Integration by Parts with a definite integral
Previously, we found $\displaystyle \int x \ln(x)\,dx=x\ln x -
\tfrac 1 4 x^2+c$.
In order to compute the definite integral $\displaystyle \int_1^e x
\ln(x)\,dx$, it is probably easiest to
compute the antiderivative $\displaystyle \int x \ln(x)\,dx$
without the limits of itegration (as we computed
previously), and then use FTC II
to evalute the definite integral.
$$\int_1^e x \ln(x)\,dx=\left(x\ln x - \tfrac 1 4 x^2\right)
\left|\begin{array}{c} ^e \\ _1 \end{array}\right. =e\ln
e-\tfrac 1 4 e^2-(1\cdot 0-\tfrac 1 4)=e-\tfrac 1 4 e^2+\tfrac 1 4$$
DO: Compute
$\displaystyle\int_{\pi/2}^\pi x\cos x\,dx$ by first computing the
antiderivative, then evaluating the definite integral. Work
on this before looking ahead!
$\int x\cos\,dx\overset{\fbox{$\,\,u\,=\,x\quad\, v\,=\,\sin
x\\du\,=\,dx\,\,\, dv\,=\,\cos x\,dx$}\\}{=} uv-\int
v\,du=x\sin x-\int\sin x\,dx=x\sin x+\cos x+c$
Then $\displaystyle\int_{\pi/2}^\pi x\cos x\,dx=\left(x\sin x+\cos
x\right)\left|\begin{array}{c} ^{\pi} \\ _{\pi/2} \end{array}\right
.=\pi\sin\pi+\cos\pi-\left(\tfrac \pi 2 \sin\tfrac\pi 2+\cos\tfrac
\pi 2\right)=0-1-\tfrac\pi 2 \cdot 1-0=-1-\tfrac \pi 2$.

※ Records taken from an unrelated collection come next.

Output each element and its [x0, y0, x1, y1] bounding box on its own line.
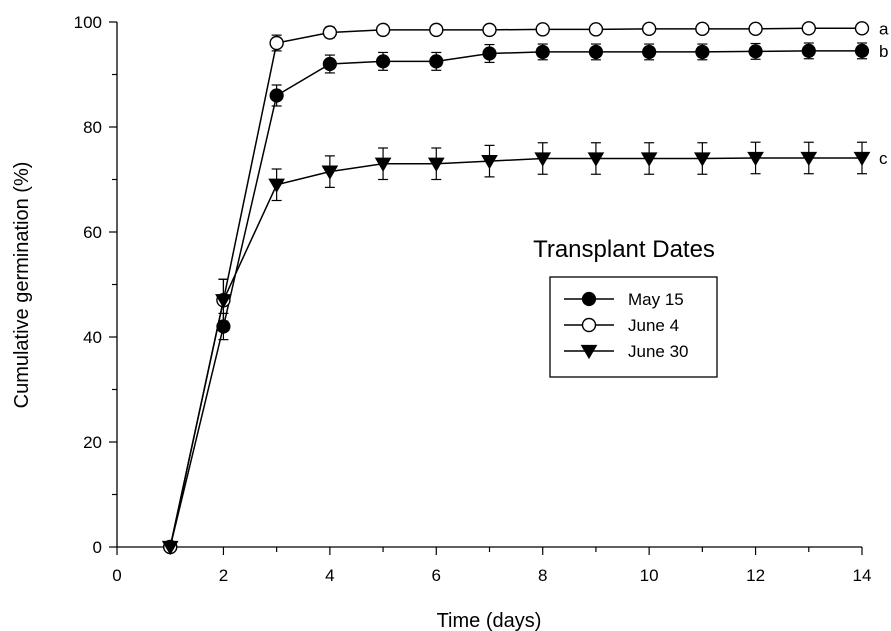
legend-title: Transplant Dates — [533, 236, 715, 263]
legend-label: June 4 — [628, 316, 679, 335]
legend-item-1: June 4 — [564, 316, 679, 335]
data-point — [695, 44, 710, 60]
data-point — [588, 22, 604, 37]
significance-letter: c — [879, 149, 888, 168]
data-point — [587, 152, 605, 167]
data-point — [642, 44, 657, 60]
data-point — [854, 43, 870, 58]
data-point — [215, 294, 232, 309]
data-point — [801, 21, 816, 36]
series-line — [169, 50, 862, 548]
series-2: c — [161, 141, 888, 556]
data-point — [747, 151, 764, 167]
series-line — [169, 27, 862, 548]
data-point — [429, 54, 444, 69]
y-tick-label: 0 — [93, 538, 102, 557]
x-tick-label: 2 — [219, 566, 228, 585]
series-0: b — [163, 42, 888, 555]
legend-label: May 15 — [628, 290, 684, 309]
series-line — [169, 157, 862, 548]
y-tick-label: 20 — [83, 433, 102, 452]
y-tick-label: 100 — [74, 13, 102, 32]
x-tick-label: 0 — [112, 566, 121, 585]
ticks: 0 2 4 6 8 10 12 14 0 20 40 60 80 100 — [74, 13, 872, 585]
data-point — [748, 21, 763, 37]
data-point — [481, 155, 498, 170]
data-point — [375, 22, 391, 38]
y-tick-label: 40 — [83, 328, 102, 347]
data-point — [269, 35, 284, 51]
legend-label: June 30 — [628, 342, 689, 361]
data-point — [535, 44, 550, 60]
data-point — [853, 151, 871, 167]
data-point — [854, 21, 870, 36]
data-point — [321, 165, 339, 180]
x-tick-label: 8 — [538, 566, 547, 585]
data-point — [748, 44, 763, 59]
data-point — [322, 56, 337, 72]
data-point — [429, 22, 444, 38]
legend-box — [549, 276, 718, 378]
data-point — [482, 46, 497, 61]
data-point — [427, 157, 445, 172]
data-point — [588, 44, 604, 60]
data-point — [375, 54, 391, 69]
legend-item-2: June 30 — [564, 342, 689, 361]
legend-marker — [580, 344, 598, 360]
data-point — [535, 22, 550, 37]
x-tick-label: 12 — [746, 566, 765, 585]
y-tick-label: 60 — [83, 223, 102, 242]
data-point — [641, 21, 657, 37]
data-point — [695, 21, 710, 37]
x-tick-label: 4 — [325, 566, 334, 585]
x-axis-label: Time (days) — [437, 610, 542, 631]
y-axis-label: Cumulative germination (%) — [11, 162, 33, 409]
data-point — [161, 540, 179, 556]
x-tick-label: 10 — [640, 566, 659, 585]
data-point — [694, 152, 711, 167]
y-tick-label: 80 — [83, 118, 102, 137]
data-point — [374, 157, 392, 172]
data-point — [801, 43, 816, 58]
x-tick-label: 14 — [853, 566, 872, 585]
data-point — [269, 88, 284, 103]
data-point — [800, 151, 818, 167]
series-layer: ba c — [161, 19, 889, 556]
legend-marker — [581, 317, 597, 333]
axes — [116, 22, 862, 548]
significance-letter: b — [879, 42, 888, 61]
legend-item-0: May 15 — [564, 290, 684, 309]
data-point — [268, 178, 285, 193]
data-point — [322, 25, 338, 40]
data-point — [640, 152, 658, 167]
data-point — [482, 22, 497, 38]
data-point — [534, 152, 552, 167]
x-tick-label: 6 — [432, 566, 441, 585]
legend-marker — [581, 291, 597, 307]
legend-items: May 15 June 4 June 30 — [564, 290, 689, 361]
legend: Transplant Dates May 15 June 4 June 30 — [533, 236, 718, 378]
significance-letter: a — [879, 19, 889, 38]
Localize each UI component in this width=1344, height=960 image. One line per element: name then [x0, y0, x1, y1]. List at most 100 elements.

Alternatively, we can evaluate at the
limits of integration as we go.
$\displaystyle\int_ {\pi/2}^\pi
x\cos\,dx\overset{\fbox{$\,\,u\,=\,x\quad\, v\,=\,\sin
x\\du\,=\,dx\,\,\, dv\,=\,\cos x\,dx$}\\}{=}\displaystyle
uv\left|\begin{array}{c} ^\pi \\ _{\pi/2} \end{array}\right
.-\int_{\pi/2}^\pi v\,du\displaystyle =\left(x\sin
x\left|\begin{array}{c} ^\pi \\ _{\pi/2}
\end{array}\right.\right)-\int_{\pi/2}^\pi\sin x\,dx$
$\displaystyle = \left(\pi\sin\pi-\tfrac \pi 2 \sin\tfrac\pi
2\right)-\left(-\cos x\right)\left|\begin{array}{c} ^\pi \\ _{\pi/2}
\end{array}\right .=\pi\sin\pi-\tfrac \pi 2 \sin\tfrac\pi 2+\cos
\pi-\cos\tfrac \pi 2=0-\tfrac \pi 2-1-0=-1-\tfrac \pi 2$